CI and Required Check Policy

SpindleX uses GitHub-hosted free-tier runners. Workflows should avoid consuming unnecessary parallel capacity. PR and release validation run through one orchestrating workflow at a time so runners are consumed sequentially.

PR Checks

The required merge check is quality-gate. It is the final status in the PR orchestrator and is required by the main-protected-pr-gate ruleset.

The PR gate runs in phases:

  1. PR metadata validation.
  2. Lint, type check, unit tests, docs build, security-fast, workflow lint, and script compile checks.
  3. Compatibility matrix.
  4. Docker OpenSSH/Dropbear integration.
  5. Bounded property tests.
  6. Aggregate quality-gate.

Compatibility, integration, and property workflows are reusable workflows.
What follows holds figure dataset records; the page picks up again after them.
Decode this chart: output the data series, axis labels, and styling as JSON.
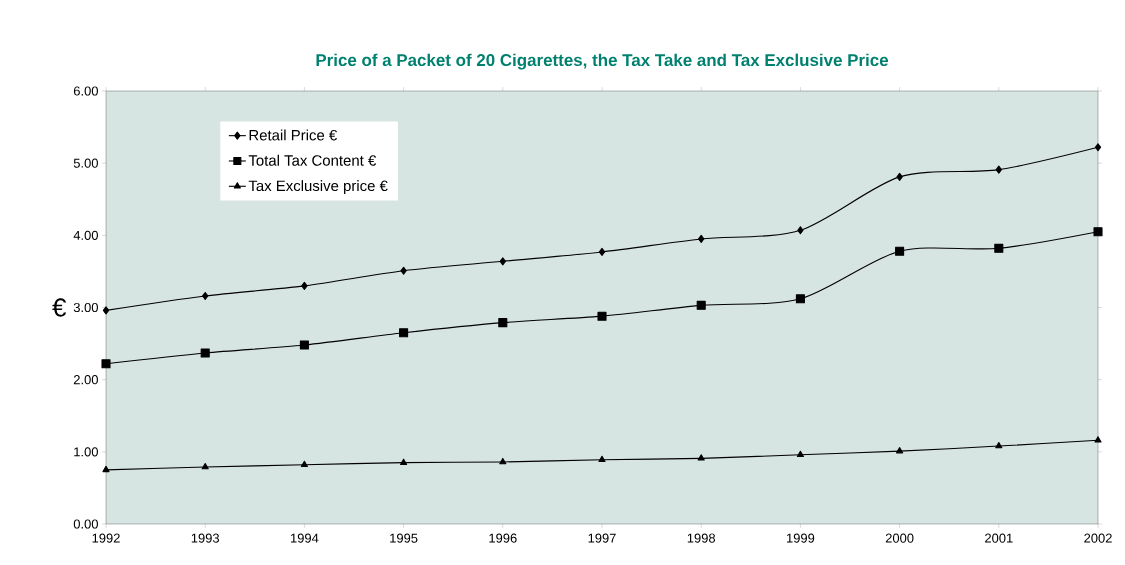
{
  "chart_data": {
    "type": "line",
    "title": "Price of a Packet of 20 Cigarettes, the Tax Take and Tax Exclusive Price",
    "ylabel": "€",
    "categories": [
      "1992",
      "1993",
      "1994",
      "1995",
      "1996",
      "1997",
      "1998",
      "1999",
      "2000",
      "2001",
      "2002"
    ],
    "series": [
      {
        "name": "Retail Price €",
        "color": "#000000",
        "marker": "diamond",
        "values": [
          2.96,
          3.16,
          3.3,
          3.51,
          3.64,
          3.77,
          3.95,
          4.07,
          4.81,
          4.91,
          5.22
        ]
      },
      {
        "name": "Total Tax Content €",
        "color": "#000000",
        "marker": "square",
        "values": [
          2.22,
          2.37,
          2.48,
          2.65,
          2.79,
          2.88,
          3.03,
          3.12,
          3.78,
          3.82,
          4.05
        ]
      },
      {
        "name": "Tax Exclusive price €",
        "color": "#000000",
        "marker": "triangle",
        "values": [
          0.75,
          0.79,
          0.82,
          0.85,
          0.86,
          0.89,
          0.91,
          0.96,
          1.01,
          1.08,
          1.16
        ]
      }
    ],
    "ylim": [
      0,
      6
    ],
    "yticks": [
      {
        "value": 0,
        "label": "0.00"
      },
      {
        "value": 1,
        "label": "1.00"
      },
      {
        "value": 2,
        "label": "2.00"
      },
      {
        "value": 3,
        "label": "3.00"
      },
      {
        "value": 4,
        "label": "4.00"
      },
      {
        "value": 5,
        "label": "5.00"
      },
      {
        "value": 6,
        "label": "6.00"
      }
    ],
    "legend": "top left",
    "grid": false,
    "line_style": "solid"
  }
}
They do not trigger independently on PRs or main pushes, which prevents duplicate runs and skipped release-only jobs from cluttering PR status.

Advisory Checks

Scheduled security, CodeQL, compatibility, integration, property tests, and benchmarks may be advisory during beta unless they are called by the PR or release orchestrator. CodeQL and the full security scan are called by the main push release orchestrator so post-merge code is scanned without launching parallel workflows.

Release-Blocking Checks

Before publishing release artifacts, these must pass:

  • release planning
  • compatibility matrix
  • Docker OpenSSH/Dropbear integration
  • distribution build and twine check
  • wheel import/version validation
  • PyPI install verification
  • artifact integrity generation when promoted from advisory to blocking

Free-Tier Runner Policy

Workflows use concurrency groups and avoid overlapping expensive jobs. Release validation runs jobs one after another:

  1. plan
  2. CodeQL
  3. full security scan
  4. compatibility matrix
  5. integration
  6. property tests
  7. benchmark baseline
  8. build and artifact verification
  9. publish

The compatibility matrix itself is also serialized: Ubuntu versions run in one job, then Windows, then macOS.
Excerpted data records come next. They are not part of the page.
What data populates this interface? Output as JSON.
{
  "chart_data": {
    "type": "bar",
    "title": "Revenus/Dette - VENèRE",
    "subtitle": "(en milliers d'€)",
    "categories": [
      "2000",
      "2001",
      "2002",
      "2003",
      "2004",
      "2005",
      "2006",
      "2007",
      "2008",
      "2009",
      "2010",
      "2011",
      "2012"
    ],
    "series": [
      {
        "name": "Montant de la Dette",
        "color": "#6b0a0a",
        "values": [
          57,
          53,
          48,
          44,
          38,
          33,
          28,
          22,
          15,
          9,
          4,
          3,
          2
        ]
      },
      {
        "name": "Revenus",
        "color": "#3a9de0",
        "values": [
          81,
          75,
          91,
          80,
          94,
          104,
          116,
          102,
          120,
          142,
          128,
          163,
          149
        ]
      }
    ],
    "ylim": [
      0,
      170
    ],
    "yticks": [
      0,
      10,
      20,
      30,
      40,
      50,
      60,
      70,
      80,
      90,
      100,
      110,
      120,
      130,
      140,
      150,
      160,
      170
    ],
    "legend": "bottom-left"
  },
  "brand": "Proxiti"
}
Windows and macOS smoke jobs pin explicit GitHub-hosted runner images instead of floating *-latest labels. Windows validates on windows-2025-vs2026, and macOS validates on macos-26, so hosted-runner image migrations do not change the tested platform silently.

GitHub's Automatic Dependency Submission workflow is repository-managed rather than checked into .github/workflows. The repository-level .python-version pins that dynamic workflow to Python 3.11, matching the primary CI and release tooling version.

Promotion Rules

During beta, new heavy checks can start as manual or scheduled. Before v1 RC, maintainers decide whether each check is required, advisory, or release-blocking and update this page plus repository settings when needed.